Purple Penelope was a demonstration secure system created by the Defence Research Agency (DRA) in the UK. Its aim was to show that the security functionality of Windows NT could be extended to support users handling classified information.

== Security Model ==

Purple Penelope implemented the Domain Based Security model which was developed for the UK Ministry of Defence by DRA to take advantage of using Commercial Off The Shelf (COTS) software to implement secure systems.

Within a security domain access controls are designed to stop users from accessing material without a need-to-know and to prevent them making mistakes when handling classified data, while controls over sharing information between security domains are more stringent and defend against attacks and hold the users to account for their actions. The model calls for discretionary security labelling and role based access controls within a domain and user-sanctioned release of information from the domain coupled with application oriented accounting and audit.

== Security Functionality ==

Purple Penelope extended Windows NT and the Microsoft Office application suite. The main features were a system of discretionary labelling and a trusted path for authorising security critical actions.

The discretionary labelling mechanism added security labels to files, application windows and the clipboard. The user's desktop display was augmented with a stripe across the top of the screen. This showed the security label of the application window that had focus and the security label of the clipboard. When data was copied to the clipboard the clipboard label was set to that of the source application window. When data was copied from the clipboard the destination application window's label "floated up" to the label of the new data. The user was free to change the label of a window or the clipboard at any time.

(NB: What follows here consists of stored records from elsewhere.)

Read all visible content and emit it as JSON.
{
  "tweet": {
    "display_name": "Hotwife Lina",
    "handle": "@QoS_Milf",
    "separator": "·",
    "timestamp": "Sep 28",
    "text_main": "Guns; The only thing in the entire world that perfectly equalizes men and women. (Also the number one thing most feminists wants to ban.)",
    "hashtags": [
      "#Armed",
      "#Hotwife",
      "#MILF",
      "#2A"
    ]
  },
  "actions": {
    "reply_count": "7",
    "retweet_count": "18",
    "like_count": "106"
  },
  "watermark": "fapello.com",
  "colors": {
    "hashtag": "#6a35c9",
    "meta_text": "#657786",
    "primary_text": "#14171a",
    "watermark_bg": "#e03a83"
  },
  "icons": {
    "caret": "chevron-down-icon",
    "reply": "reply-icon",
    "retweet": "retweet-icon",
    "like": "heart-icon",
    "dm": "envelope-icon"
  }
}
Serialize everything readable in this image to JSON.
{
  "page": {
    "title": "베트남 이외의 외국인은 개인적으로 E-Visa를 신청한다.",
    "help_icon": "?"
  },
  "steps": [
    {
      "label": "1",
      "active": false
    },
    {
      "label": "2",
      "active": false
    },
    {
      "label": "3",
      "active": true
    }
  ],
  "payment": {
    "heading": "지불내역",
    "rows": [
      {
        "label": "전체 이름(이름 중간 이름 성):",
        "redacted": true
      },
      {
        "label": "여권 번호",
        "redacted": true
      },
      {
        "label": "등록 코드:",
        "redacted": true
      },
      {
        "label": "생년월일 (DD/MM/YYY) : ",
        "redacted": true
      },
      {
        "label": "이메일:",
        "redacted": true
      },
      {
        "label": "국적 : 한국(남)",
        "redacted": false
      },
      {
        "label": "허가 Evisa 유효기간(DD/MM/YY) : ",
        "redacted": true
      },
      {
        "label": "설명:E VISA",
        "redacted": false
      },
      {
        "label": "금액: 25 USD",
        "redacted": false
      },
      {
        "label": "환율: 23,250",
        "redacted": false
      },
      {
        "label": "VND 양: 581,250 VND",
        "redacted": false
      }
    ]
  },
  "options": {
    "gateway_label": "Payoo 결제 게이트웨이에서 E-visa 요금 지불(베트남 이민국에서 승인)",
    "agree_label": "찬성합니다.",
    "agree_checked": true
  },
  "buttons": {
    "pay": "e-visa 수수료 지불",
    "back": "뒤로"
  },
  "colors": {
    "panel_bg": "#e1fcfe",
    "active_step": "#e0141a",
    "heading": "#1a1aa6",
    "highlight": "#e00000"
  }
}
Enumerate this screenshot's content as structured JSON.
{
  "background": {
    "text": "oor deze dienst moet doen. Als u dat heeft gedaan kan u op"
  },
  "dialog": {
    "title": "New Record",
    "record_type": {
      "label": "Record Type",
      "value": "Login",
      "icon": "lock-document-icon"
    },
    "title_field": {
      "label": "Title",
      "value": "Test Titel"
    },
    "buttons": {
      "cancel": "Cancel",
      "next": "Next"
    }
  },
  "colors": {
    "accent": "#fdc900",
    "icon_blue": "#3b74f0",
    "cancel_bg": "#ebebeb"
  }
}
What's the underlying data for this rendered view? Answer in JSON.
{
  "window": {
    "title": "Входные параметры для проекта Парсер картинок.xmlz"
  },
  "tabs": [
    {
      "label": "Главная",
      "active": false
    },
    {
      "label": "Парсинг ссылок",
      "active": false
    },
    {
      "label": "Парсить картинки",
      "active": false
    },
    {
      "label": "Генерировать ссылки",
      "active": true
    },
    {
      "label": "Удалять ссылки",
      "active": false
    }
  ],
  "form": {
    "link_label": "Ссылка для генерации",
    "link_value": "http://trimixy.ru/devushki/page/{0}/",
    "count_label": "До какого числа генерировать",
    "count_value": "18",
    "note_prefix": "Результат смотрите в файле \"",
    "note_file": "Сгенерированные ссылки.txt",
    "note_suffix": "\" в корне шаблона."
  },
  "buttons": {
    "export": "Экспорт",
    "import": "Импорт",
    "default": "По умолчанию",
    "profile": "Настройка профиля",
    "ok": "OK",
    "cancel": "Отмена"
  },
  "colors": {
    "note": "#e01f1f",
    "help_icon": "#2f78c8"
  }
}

User's also had access to a shared file store. Files in the shared file store were labelled and when they were opened by an application the application's window label was set to that of the file. The shared file store could not be written directly by an application. The user was able to copy files to the shared file store but they were required to confirm the action using a trusted path interface that was inaccessible to applications.

== Legacy ==

The software created by the Purple Penelope project was licensed to Argus Systems where it was developed into a product called Deep Purple.

The software also laid the foundation for QinetiQ's SyBard Suite product.

The work on the cross-domain guard led to the production of DERA's SWIPSY firewall toolkit.

== Name ==

Purple was derived from the colour associated with joint operations in the UK MOD at the time.

Penelope was the name of the wife of Odysseus who tricked her suitors by weaving a burial shroud during the day and unpicking it at night. This slow progress was thought to reflect the state of secure system development at the time.